Conhecem-se, atualmente, três tratados da autoria de Cristóvão da Costa. 

De todas as obras que publicou, aquela que lhe deu projecção no mundo erudito foi o Tractado de las Drogas (Burgos, 1578). Nesta obra, Costa conciliou o saber médico-botânico que, na Europa como no Oriente, acumulou ao longo sua vida profissional, com os novos conhecimentos sobre matéria médica divulgados por Garcia de Orta (ca. 1500–1568) em Colóquios dos Simples he Drogas e Cousas Mediçinais da India (Goa, 1563). Para além de complementar, aprofundar e corrigir algumas das novidades divulgadas por Orta, o médico tirou partido da sua experiência asiática para apresentar neste pequeno tratado a descrição das qualidades terapêuticas de plantas, como algumas ervas, os pinhões-de-Maluco, os charameis, o pau-de-Maluco, a moringa, o ananás bravo, o sargaço ou o carcapuli, até então desconhecidas ou pouco valorizadas na farmacopeia europeia.

Tractado de las Drogas é um pequeno volume. Ao longo das suas quase 450 páginas encontram-se distribuídas, de forma harmoniosa, cerca de meia centena de figuras desenhadas “à vista” por Costa. O seu formato agradável e os diversos índices remissivos tornaram este compêndio atrativo e de fácil consulta, não apenas para a comunidade erudita, mas também para mercadores, navegantes ou simples curiosos.

Em 1582, Clusius publicou em Antuérpia, Aromatum et medicamentorum in Orientali India nascentium liber um pequeno resumo latino desta obra, que foi reeditado em 1593 e integrado na colectânia  Exoticorum libri decem, (Leiden, 1605).

Obras como a Historiae Generalis Plantarum de Jacques Dalechamps (Lyon, 1586) e a Histoire Générale des Plantes (1615)de Jean de Moulins,  divulgaram muitas das informações respeitantes à flora asiática veiculadas no Tractado de las Drogas. Ainda durante o século XVI, em 1585, surgiu em Veneza, Della historia, natura, et virtu delle drogue medicinali, & altri semplici rarissimi, che vengono portati dalle Indie Orientali in Europa, com le figure delle piante ritrarte & disegnate dal vivo poste a’luoghi propij. versão italiana da obra de Costa, na qual se apresentou uma tradução quase literal do texto original. Este livro foi reeditado nas oficinas de Francesco Ziletti em 1589 e 1597, revelando o entusiasmo dos leitores italianos por esta obra. Em 1602 foi dada à estampa, em Lião, uma versão francesa da autoria de Antoine Colin. O tratado de Costa encontrava-se então integrado numa compilação de textos sobre matéria médica exótica: Traité des drogues & medicaments qui naissent aux Indes. Servant beaucoup pour l’esckaircissement & inteliigence de ce que Garcie du Jardin a ecrit sur ce sujet. A obra foi reeditada em 1619. Em 1623, Caspard Bahuin integrou as novidades botânicas descritas por Cristóvão da Costa no Pinax Theatri Botanici (Basileia, 1623), obra de referência para todos os botânicos europeus dos séculos seguintes. O saber médico-botânico divulgado por Costa foi assim, desde muito cedo, divulgado entre a comunidade erudita europeia.

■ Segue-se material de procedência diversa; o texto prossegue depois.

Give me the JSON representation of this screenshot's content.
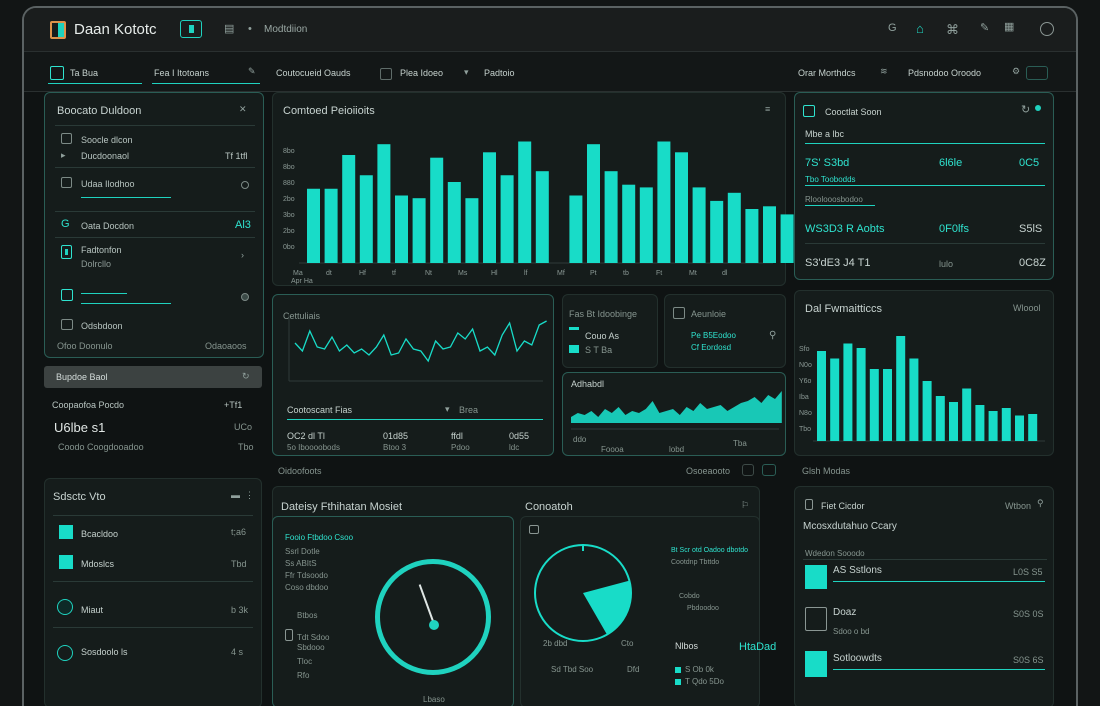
{
  "app": {
    "title": "Daan Kototc",
    "breadcrumb": "Modtdiion"
  },
  "toolbar": {
    "tab1": "Ta Bua",
    "tab2": "Fea I Itotoans",
    "center_label": "Coutocueid Oauds",
    "center_tab2": "Plea Idoeo",
    "center_tab3": "Padtoio",
    "right_label1": "Orar Morthdcs",
    "right_label2": "Pdsnodoo Oroodo"
  },
  "sidebar": {
    "panel_title": "Boocato Duldoon",
    "items": [
      {
        "label": "Soocle dlcon",
        "value": ""
      },
      {
        "label": "Ducdoonaol",
        "value": "Tf 1tfl"
      },
      {
        "label": "Udaa Ilodhoo",
        "value": ""
      },
      {
        "label": "Oata Docdon",
        "value": "Al3"
      },
      {
        "label": "Fadtonfon",
        "value": ""
      },
      {
        "label": "Dolrcllo",
        "value": ""
      },
      {
        "label": "Odsbdoon",
        "value": ""
      }
    ],
    "footer_left": "Ofoo Doonulo",
    "footer_right": "Odaoaoos",
    "selected": "Bupdoe Baol",
    "stat_label": "Coopaofoa Pocdo",
    "stat_value_label": "+Tf1",
    "big_value": "U6lbe s1",
    "big_side": "UCo",
    "sub_label": "Coodo Coogdooadoo",
    "sub_side": "Tbo",
    "section2_title": "Sdsctc Vto",
    "section2_items": [
      {
        "label": "Bcacldoo",
        "value": "t;a6"
      },
      {
        "label": "Mdoslcs",
        "value": "Tbd"
      },
      {
        "label": "Miaut",
        "value": "b 3k"
      },
      {
        "label": "Sosdoolo ls",
        "value": "4 s"
      }
    ]
  },
  "bar_panel": {
    "title": "Comtoed Peioiioits",
    "x_ticks": [
      "Ma",
      "dt",
      "Hf",
      "tf",
      "Nt",
      "Ms",
      "Hl",
      "lf",
      "Mf",
      "Pt",
      "tb",
      "Ft",
      "Mt",
      "dl"
    ],
    "label": "Apr Ha"
  },
  "line_panel": {
    "title": "Cettuliais",
    "foot_label": "Cootoscant Fias",
    "foot_right": "Brea",
    "stats": [
      {
        "label": "OC2 dl Tl",
        "value": "01d85"
      },
      {
        "label": "5o Iboooobods",
        "value": "Btoo 3"
      },
      {
        "label": "ffdl",
        "value": "0d55"
      },
      {
        "label": "Pdoo",
        "value": "ldc"
      }
    ]
  },
  "mini_panel1": {
    "title": "Fas Bt Idoobinge",
    "row1": "Couo As",
    "row2": "S T Ba"
  },
  "mini_panel2": {
    "title": "Aeunloie",
    "rows": [
      "Pe B5Eodoo",
      "Cf Eordosd"
    ]
  },
  "area_panel": {
    "title": "Adhabdl",
    "legend": [
      "ddo",
      "Foooa",
      "lobd",
      "Tba"
    ]
  },
  "right_top": {
    "title": "Cooctlat Soon",
    "subtitle": "Mbe a lbc",
    "row1": {
      "value": "7S' S3bd",
      "mid": "6l6le",
      "right": "0C5"
    },
    "row1_label": "Tbo Toobodds",
    "row2_label": "Rloolooosbodoo",
    "row2": {
      "value": "WS3D3 R Aobts",
      "mid": "0F0lfs",
      "right": "S5lS"
    },
    "row3": {
      "value": "S3'dE3 J4 T1",
      "mid": "lulo",
      "right": "0C8Z"
    }
  },
  "right_bar": {
    "title": "Dal Fwmaitticcs",
    "tag": "Wloool"
  },
  "bottom_mid": {
    "header_left": "Oidoofoots",
    "header_right": "Osoeaooto"
  },
  "gauge_panel": {
    "title": "Dateisy Fthihatan Mosiet",
    "lines": [
      "Fooio Ftbdoo Csoo",
      "Ssrl Dotle",
      "Ss ABItS",
      "Ffr Tdsoodo",
      "Coso dbdoo"
    ],
    "list": [
      "Btbos",
      "Tdt Sdoo",
      "Sbdooo",
      "Tloc",
      "Rfo"
    ],
    "label": "Lbaso"
  },
  "pie_panel": {
    "title": "Conoatoh",
    "lines": [
      "Bt Scr otd Oadoo dbotdo",
      "Cootdnp Tbttdo",
      "Cobdo",
      "Pbdoodoo"
    ],
    "legend": [
      "Sd Tbd Soo",
      "Dfd"
    ],
    "footer_left": "Nlbos",
    "footer_right": "HtaDad",
    "footer_rows": [
      "S Ob 0k",
      "T Qdo 5Do"
    ],
    "gauge_label": "2b dbd",
    "other_label": "Cto"
  },
  "right_bottom": {
    "header": "Glsh Modas",
    "title": "Fiet Cicdor",
    "tag": "Wtbon",
    "subtitle": "Mcosxdutahuo Ccary",
    "sub2": "Wdedon Sooodo",
    "items": [
      {
        "label": "AS Sstlons",
        "value": "L0S S5"
      },
      {
        "label": "Doaz",
        "value": "S0S 0S"
      },
      {
        "label": "Sotloowdts",
        "value": "S0S 6S"
      }
    ],
    "item2_sub": "Sdoo o bd"
  },
  "colors": {
    "accent": "#18dcc8",
    "panel": "#151c1b",
    "bg": "#0f1313"
  }
}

Em 1592, o físico editou em Veneza duas pequenas obras: Tratado en contra y pro de la vida solitaria e o Tratado en loor de las mugeres. O primeiro era dedicado a Filipe II enquanto e o segundo dirigido à Infanta D. Catarina de Áustria. 

Nestes tratados, o médico, através do seu testemunho e das muitas histórias verídicas ou verosímeis que contou, procurou emendar os erros da sociedade que decidiu abandonar e apontar modelos de virtude que ajudassem os seus leitores a tornar-se “gentes louváveis”. A argumentação defendida por Costa, fruto da sua experiência ou enraizada nas fontes clássicas, revelou da sua enorme erudição. 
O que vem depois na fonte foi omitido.